The centre of mass proves to be a good starting point for selecting the seed atoms, and by default the algorithm automatically tries multiple seed atoms with different atomic elements near the centre of mass. It is important to bear in mind that the choice of the seed atom is critical to the success of the algorithm, and generally multiple seed atoms should be tested. For example, if the seed atom is chosen to be a substitutional atom in a lattice, the algorithm will stop almost immediately without finding the correct unit cell. Also, if the seed atom is chosen to be located within a region with multiple substitutions or dislocations, the correct unit cell cannot be obtained.

To robustly detect the most common material classes, the classification procedure considers displacements that are below the user-specified threshold as noise. Some material characteristics may, however, arise from systematic displacements that are smaller than this displacement threshold. The implementation can be extended in the future to keep track of the displacement vectors for individual atoms, or to track distortions in the shapes of individual unit cells. This would allow building vector maps where different displacement patterns could be used to classify structures in more detail.

To reduce the need for manual parameter tuning, a wide range of parameter combinations are tested by default, and the best parameters are chosen by minimizing the number of found outlier atoms with some additional restrictions. So far the use of a systematic grid-search has been enough to find a good parameter combination, but in cases where a large parameter space is required, this optimization problem could be more efficiently solved with probabilistic optimization methods, such as Bayesian optimization.

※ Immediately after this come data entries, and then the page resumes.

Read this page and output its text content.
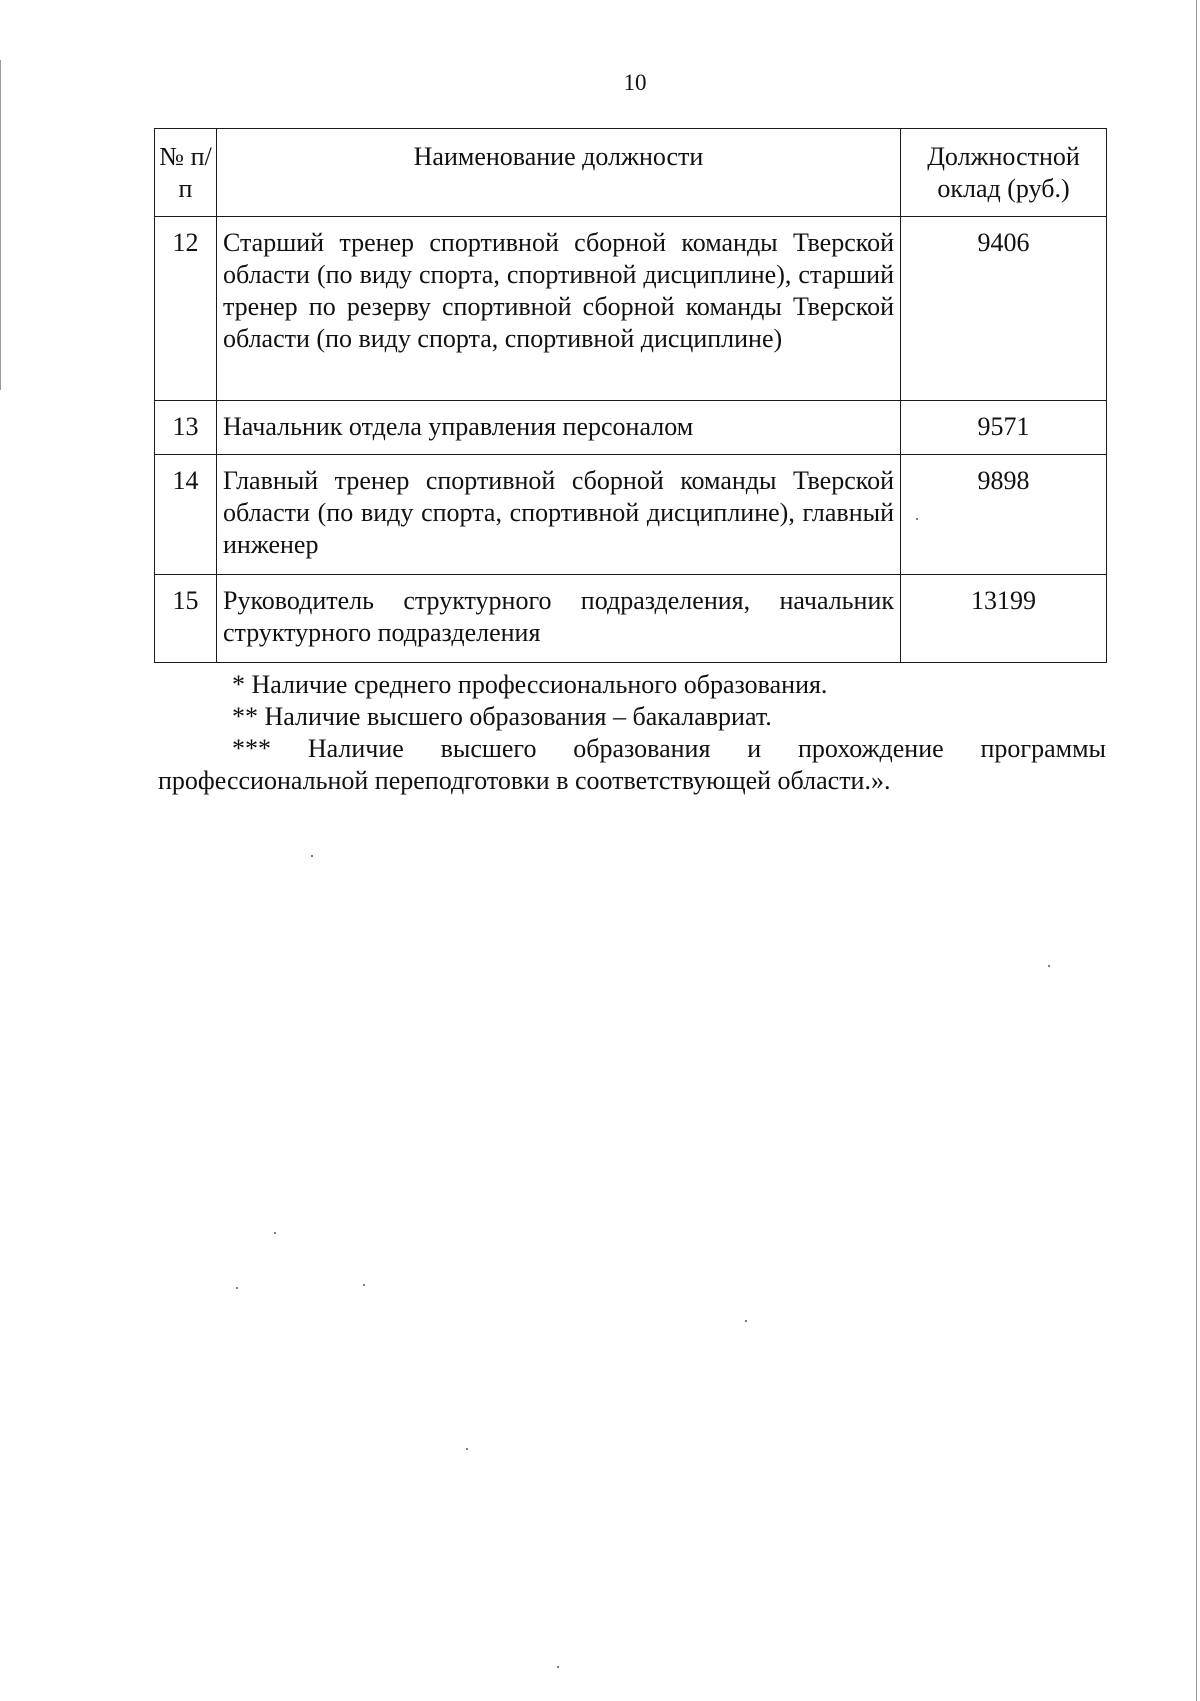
10
№ п/п	Наименование должности	Должностной оклад (руб.)
12	Старший тренер спортивной сборной команды Тверской области (по виду спорта, спортивной дисциплине), старший тренер по резерву спортивной сборной команды Тверской области (по виду спорта, спортивной дисциплине)	9406
13	Начальник отдела управления персоналом	9571
14	Главный тренер спортивной сборной команды Тверской области (по виду спорта, спортивной дисциплине), главный инженер	9898
15	Руководитель структурного подразделения, начальник структурного подразделения	13199
* Наличие среднего профессионального образования.
** Наличие высшего образования – бакалавриат.
*** Наличие высшего образования и прохождение программы профессиональной переподготовки в соответствующей области.».
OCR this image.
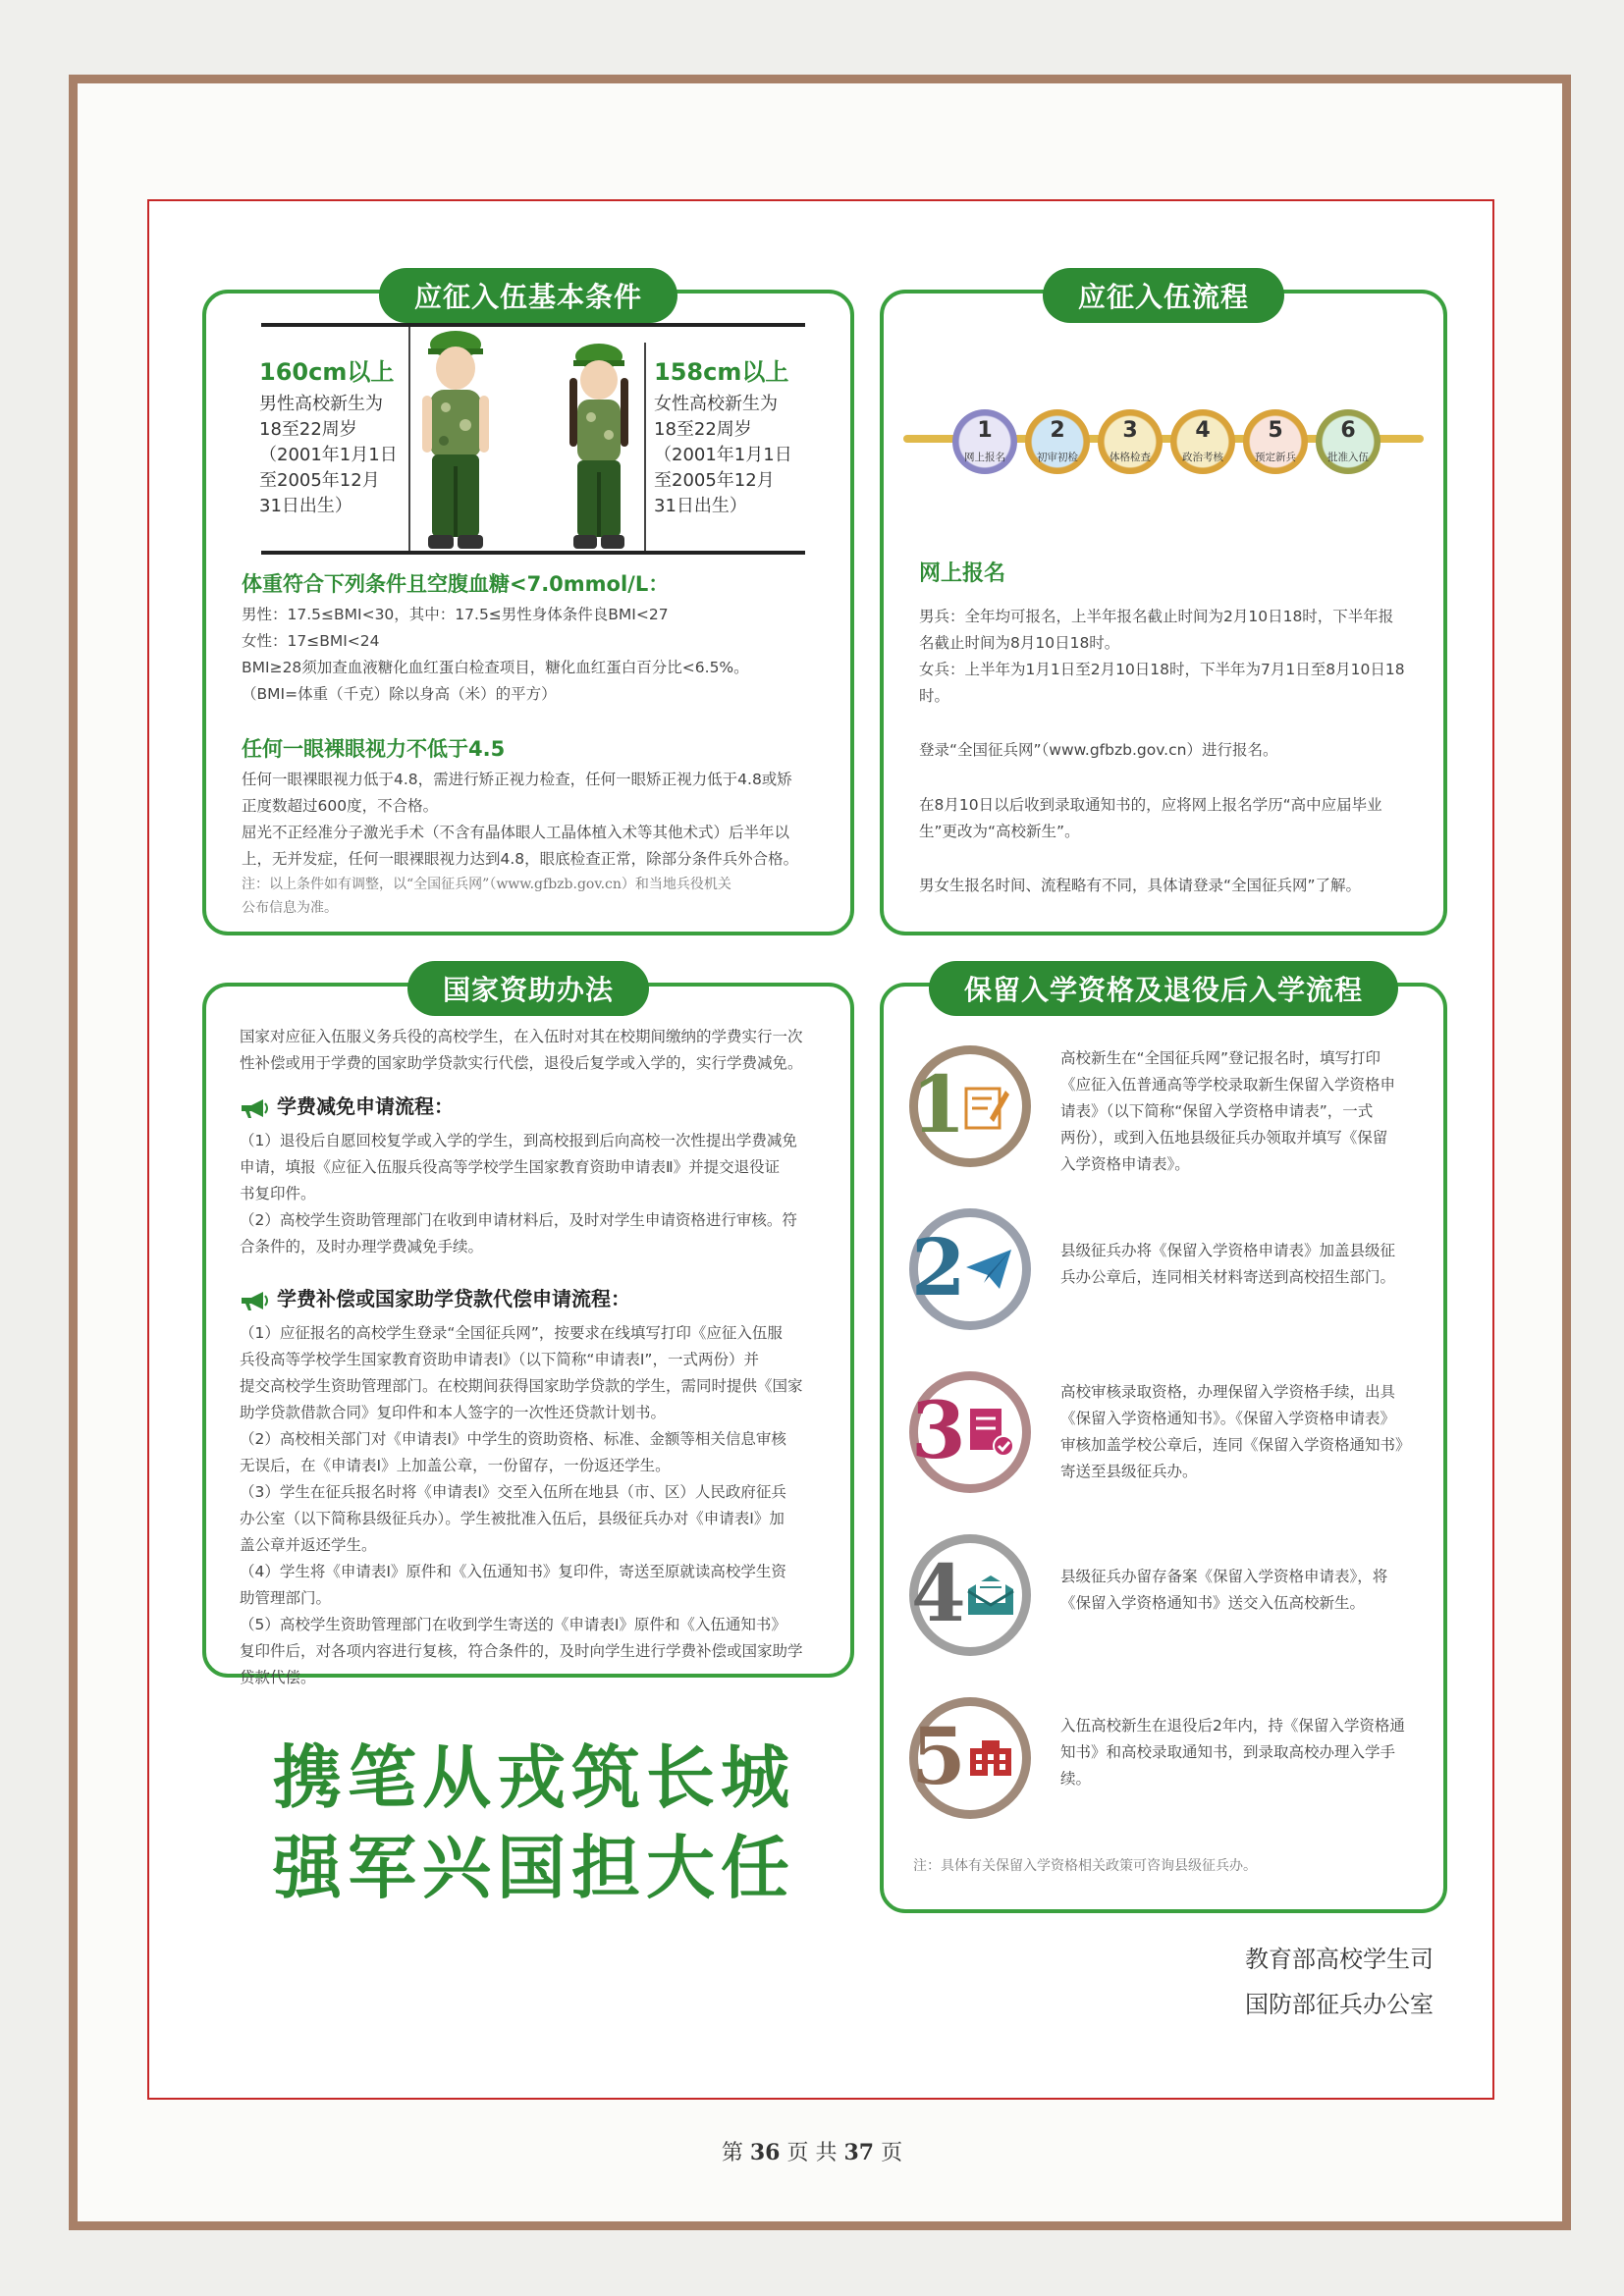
应征入伍基本条件
160cm以上
男性高校新生为
18至22周岁
（2001年1月1日
至2005年12月
31日出生）
158cm以上
女性高校新生为
18至22周岁
（2001年1月1日
至2005年12月
31日出生）
体重符合下列条件且空腹血糖<7.0mmol/L：
男性：17.5≤BMI<30，其中：17.5≤男性身体条件良BMI<27
女性：17≤BMI<24
BMI≥28须加查血液糖化血红蛋白检查项目，糖化血红蛋白百分比<6.5%。
（BMI=体重（千克）除以身高（米）的平方）
任何一眼裸眼视力不低于4.5
任何一眼裸眼视力低于4.8，需进行矫正视力检查，任何一眼矫正视力低于4.8或矫
正度数超过600度，不合格。
屈光不正经准分子激光手术（不含有晶体眼人工晶体植入术等其他术式）后半年以
上，无并发症，任何一眼裸眼视力达到4.8，眼底检查正常，除部分条件兵外合格。
注：以上条件如有调整，以“全国征兵网”（www.gfbzb.gov.cn）和当地兵役机关
公布信息为准。
应征入伍流程
1
网上报名
2
初审初检
3
体格检查
4
政治考核
5
预定新兵
6
批准入伍
网上报名
男兵：全年均可报名，上半年报名截止时间为2月10日18时，下半年报
名截止时间为8月10日18时。
女兵：上半年为1月1日至2月10日18时，下半年为7月1日至8月10日18
时。
登录“全国征兵网”（www.gfbzb.gov.cn）进行报名。
在8月10日以后收到录取通知书的，应将网上报名学历“高中应届毕业
生”更改为“高校新生”。
男女生报名时间、流程略有不同，具体请登录“全国征兵网”了解。
国家资助办法
国家对应征入伍服义务兵役的高校学生，在入伍时对其在校期间缴纳的学费实行一次
性补偿或用于学费的国家助学贷款实行代偿，退役后复学或入学的，实行学费减免。
学费减免申请流程：
（1）退役后自愿回校复学或入学的学生，到高校报到后向高校一次性提出学费减免
申请，填报《应征入伍服兵役高等学校学生国家教育资助申请表Ⅱ》并提交退役证
书复印件。
（2）高校学生资助管理部门在收到申请材料后，及时对学生申请资格进行审核。符
合条件的，及时办理学费减免手续。
学费补偿或国家助学贷款代偿申请流程：
（1）应征报名的高校学生登录“全国征兵网”，按要求在线填写打印《应征入伍服
兵役高等学校学生国家教育资助申请表Ⅰ》（以下简称“申请表Ⅰ”，一式两份）并
提交高校学生资助管理部门。在校期间获得国家助学贷款的学生，需同时提供《国家
助学贷款借款合同》复印件和本人签字的一次性还贷款计划书。
（2）高校相关部门对《申请表Ⅰ》中学生的资助资格、标准、金额等相关信息审核
无误后，在《申请表Ⅰ》上加盖公章，一份留存，一份返还学生。
（3）学生在征兵报名时将《申请表Ⅰ》交至入伍所在地县（市、区）人民政府征兵
办公室（以下简称县级征兵办）。学生被批准入伍后，县级征兵办对《申请表Ⅰ》加
盖公章并返还学生。
（4）学生将《申请表Ⅰ》原件和《入伍通知书》复印件，寄送至原就读高校学生资
助管理部门。
（5）高校学生资助管理部门在收到学生寄送的《申请表Ⅰ》原件和《入伍通知书》
复印件后，对各项内容进行复核，符合条件的，及时向学生进行学费补偿或国家助学
贷款代偿。
保留入学资格及退役后入学流程
1	高校新生在“全国征兵网”登记报名时，填写打印
《应征入伍普通高等学校录取新生保留入学资格申
请表》（以下简称“保留入学资格申请表”，一式
两份），或到入伍地县级征兵办领取并填写《保留
入学资格申请表》。
2	县级征兵办将《保留入学资格申请表》加盖县级征
兵办公章后，连同相关材料寄送到高校招生部门。
3	高校审核录取资格，办理保留入学资格手续，出具
《保留入学资格通知书》。《保留入学资格申请表》
审核加盖学校公章后，连同《保留入学资格通知书》
寄送至县级征兵办。
4	县级征兵办留存备案《保留入学资格申请表》，将
《保留入学资格通知书》送交入伍高校新生。
5	入伍高校新生在退役后2年内，持《保留入学资格通
知书》和高校录取通知书，到录取高校办理入学手
续。
注：具体有关保留入学资格相关政策可咨询县级征兵办。
携笔从戎筑长城
强军兴国担大任
教育部高校学生司
国防部征兵办公室
第 36 页 共 37 页
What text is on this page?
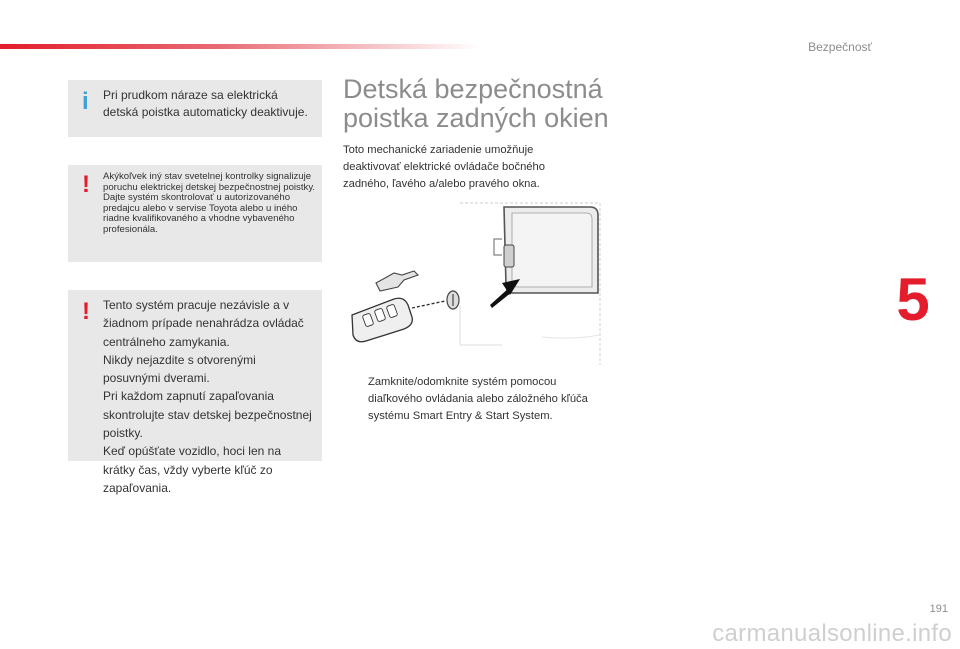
Bezpečnosť
5
i Pri prudkom náraze sa elektrická detská poistka automaticky deaktivuje.
! Akýkoľvek iný stav svetelnej kontrolky signalizuje poruchu elektrickej detskej bezpečnostnej poistky.
Dajte systém skontrolovať u autorizovaného predajcu alebo v servise Toyota alebo u iného riadne kvalifikovaného a vhodne vybaveného profesionála.
! Tento systém pracuje nezávisle a v žiadnom prípade nenahrádza ovládač centrálneho zamykania.
Nikdy nejazdite s otvorenými posuvnými dverami.
Pri každom zapnutí zapaľovania skontrolujte stav detskej bezpečnostnej poistky.
Keď opúšťate vozidlo, hoci len na krátky čas, vždy vyberte kľúč zo zapaľovania.
Detská bezpečnostná
poistka zadných okien
Toto mechanické zariadenie umožňuje deaktivovať elektrické ovládače bočného zadného, ľavého a/alebo pravého okna.
Zamknite/odomknite systém pomocou diaľkového ovládania alebo záložného kľúča systému Smart Entry & Start System.
191
carmanualsonline.info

Providing automatic and tractable topological classification for large quantities of atomic structures has become a challenge, as the number of new materials databases and their data volume is steadily increasing. We have introduced a general and systematic approach for the topological classification of atomistic structures and have developed an automatic, robust and accurate way for identifying two-dimensional structures, detecting the underlying unit cell and outlier atoms in them. The method has been validated on realistic data taken from a database of DFT calculations performed with different programs and computational methods and containing a wide variety of structures. Our implementation can be easily integrated into any existing database that provides atomistic geometries.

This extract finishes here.